Emmanuel Macron à Paris, le 9 décembre. — Alexei Nikolsky/TASS/Sipa USA/SIPA

Le gouvernement va « continuer à expliquer et concerter » sur la réforme des retraites, a annoncé Emmanuel Macron, ce mardi à Pau, indiquant vouloir lever une « inquiétude » qui est « légitime ».

« Quand on prend la peine d’expliquer et d’écouter, on peut lever beaucoup d’ambiguïtés », a-t-il ajouté au cours de la visite d’une usine à Pau. « On ne lèvera pas le mécontentement de gens qui protègent » des régimes spéciaux « auxquels je me suis engagé à mettre fin », a-t-il cependant ajouté.

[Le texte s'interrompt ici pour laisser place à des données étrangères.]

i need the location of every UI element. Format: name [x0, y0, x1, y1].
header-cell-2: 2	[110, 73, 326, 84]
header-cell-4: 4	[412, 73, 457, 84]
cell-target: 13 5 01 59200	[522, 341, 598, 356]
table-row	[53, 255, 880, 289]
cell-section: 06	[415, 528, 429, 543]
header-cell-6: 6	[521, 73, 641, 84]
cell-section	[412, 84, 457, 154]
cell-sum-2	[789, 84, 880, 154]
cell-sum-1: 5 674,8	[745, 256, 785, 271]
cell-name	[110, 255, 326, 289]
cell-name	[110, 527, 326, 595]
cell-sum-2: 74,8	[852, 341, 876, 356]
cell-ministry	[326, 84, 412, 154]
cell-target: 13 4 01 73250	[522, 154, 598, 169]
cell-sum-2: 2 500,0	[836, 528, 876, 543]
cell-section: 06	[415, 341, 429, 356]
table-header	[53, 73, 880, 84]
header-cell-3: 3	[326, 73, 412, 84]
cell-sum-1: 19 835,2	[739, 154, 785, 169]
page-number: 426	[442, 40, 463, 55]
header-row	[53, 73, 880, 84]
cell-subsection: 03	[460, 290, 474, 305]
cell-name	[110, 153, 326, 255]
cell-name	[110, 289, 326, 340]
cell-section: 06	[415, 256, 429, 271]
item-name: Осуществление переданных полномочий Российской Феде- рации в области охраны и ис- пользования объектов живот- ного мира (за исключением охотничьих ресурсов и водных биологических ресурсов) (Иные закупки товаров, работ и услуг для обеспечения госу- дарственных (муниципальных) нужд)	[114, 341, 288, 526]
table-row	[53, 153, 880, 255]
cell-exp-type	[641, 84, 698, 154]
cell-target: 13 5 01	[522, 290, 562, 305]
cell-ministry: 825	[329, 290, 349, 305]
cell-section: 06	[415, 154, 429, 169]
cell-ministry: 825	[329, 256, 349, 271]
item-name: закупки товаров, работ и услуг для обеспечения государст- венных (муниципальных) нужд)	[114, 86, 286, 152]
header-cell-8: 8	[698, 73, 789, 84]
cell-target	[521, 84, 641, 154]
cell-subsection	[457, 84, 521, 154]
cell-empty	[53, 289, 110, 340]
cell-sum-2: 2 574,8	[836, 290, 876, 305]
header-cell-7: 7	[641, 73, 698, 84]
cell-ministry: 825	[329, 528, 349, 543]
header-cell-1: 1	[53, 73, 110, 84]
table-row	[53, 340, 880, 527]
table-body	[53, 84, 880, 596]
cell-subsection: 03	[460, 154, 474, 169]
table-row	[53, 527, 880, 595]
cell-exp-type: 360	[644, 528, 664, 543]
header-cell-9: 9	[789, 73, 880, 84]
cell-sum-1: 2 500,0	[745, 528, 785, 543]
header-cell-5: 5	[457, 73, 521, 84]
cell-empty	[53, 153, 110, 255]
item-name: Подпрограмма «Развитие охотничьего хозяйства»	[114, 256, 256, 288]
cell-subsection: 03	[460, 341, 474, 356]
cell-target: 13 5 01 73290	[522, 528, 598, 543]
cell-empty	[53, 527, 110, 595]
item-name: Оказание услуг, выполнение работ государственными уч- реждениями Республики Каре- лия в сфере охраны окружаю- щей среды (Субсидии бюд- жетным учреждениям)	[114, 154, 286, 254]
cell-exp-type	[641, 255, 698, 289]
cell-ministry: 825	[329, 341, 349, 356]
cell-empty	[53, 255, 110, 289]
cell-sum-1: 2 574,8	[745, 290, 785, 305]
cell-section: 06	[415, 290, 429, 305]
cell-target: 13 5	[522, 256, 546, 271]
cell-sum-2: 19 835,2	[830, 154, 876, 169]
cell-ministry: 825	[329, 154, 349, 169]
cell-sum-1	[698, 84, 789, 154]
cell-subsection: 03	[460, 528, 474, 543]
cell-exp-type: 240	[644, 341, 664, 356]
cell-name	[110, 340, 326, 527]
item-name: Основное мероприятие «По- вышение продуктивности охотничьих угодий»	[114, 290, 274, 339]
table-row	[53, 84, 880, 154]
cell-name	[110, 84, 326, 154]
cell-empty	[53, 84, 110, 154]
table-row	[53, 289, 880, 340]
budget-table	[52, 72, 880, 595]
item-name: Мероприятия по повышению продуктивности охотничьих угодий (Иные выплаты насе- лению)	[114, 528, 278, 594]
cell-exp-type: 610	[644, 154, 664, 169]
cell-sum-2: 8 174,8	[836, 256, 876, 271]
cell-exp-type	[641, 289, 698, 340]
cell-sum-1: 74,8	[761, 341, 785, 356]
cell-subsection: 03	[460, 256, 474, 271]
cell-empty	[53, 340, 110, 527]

« Un système qui est plus simple, juste et universel »

Au 41e jour de la grève, Emmanuel Macron a fait, durant une dizaine de minutes, la pédagogie de cette réforme très contestée, après des semaines durant lesquelles il a laissé le Premier ministre Edouard Philippe en première ligne.

« Je suis convaincu que c’est le seul moyen de recréer de la confiance et de défendre ce à quoi nous, Françaises, Français, sommes attachés, qui est ce qu’on appelle le modèle par répartition (…) qui seul permettra de consolider un modèle où les actifs continuent de financer la retraite des retraités. » « Cela suppose des changements et de projeter progressivement tout le monde vers un système qui est plus simple, juste et universel », a-t-il ajouté.

« L’inquiétude est légitime parce qu’on n’aime jamais le changement »

Selon lui, le modèle actuel, et ses 42 principaux systèmes, « avait créé des injustices qui nourrissaient la défiance ». « Comment expliquer que quand vous alliez conduire le bus qu’on a vu tout à l’heure à hydrogène de la ville [de Pau], vous alliez partir à 62 ans » alors qu’avec « un bus à peu près comparable, à la Régie autonome des transports parisiens [RATP], vous alliez partir cinq à dix ans plus tôt ? »

« Certains ont décidé d’avoir un calendrier social différent. Ce n’est pas la responsabilité du gouvernement et je ne saurais lui imputer une telle responsabilité », a-t-il ajouté, alors que plusieurs syndicats, dont la CGT et FO, et des partis d’opposition réclament le retrait de la réforme. Notant que « l’inquiétude est légitime parce qu’on n’aime jamais le changement », Emmanuel Macron a affirmé que le gouvernement devait « bien évidemment continuer d’expliquer, de clarifier et aussi de discuter, parce qu’il faut toujours discuter ».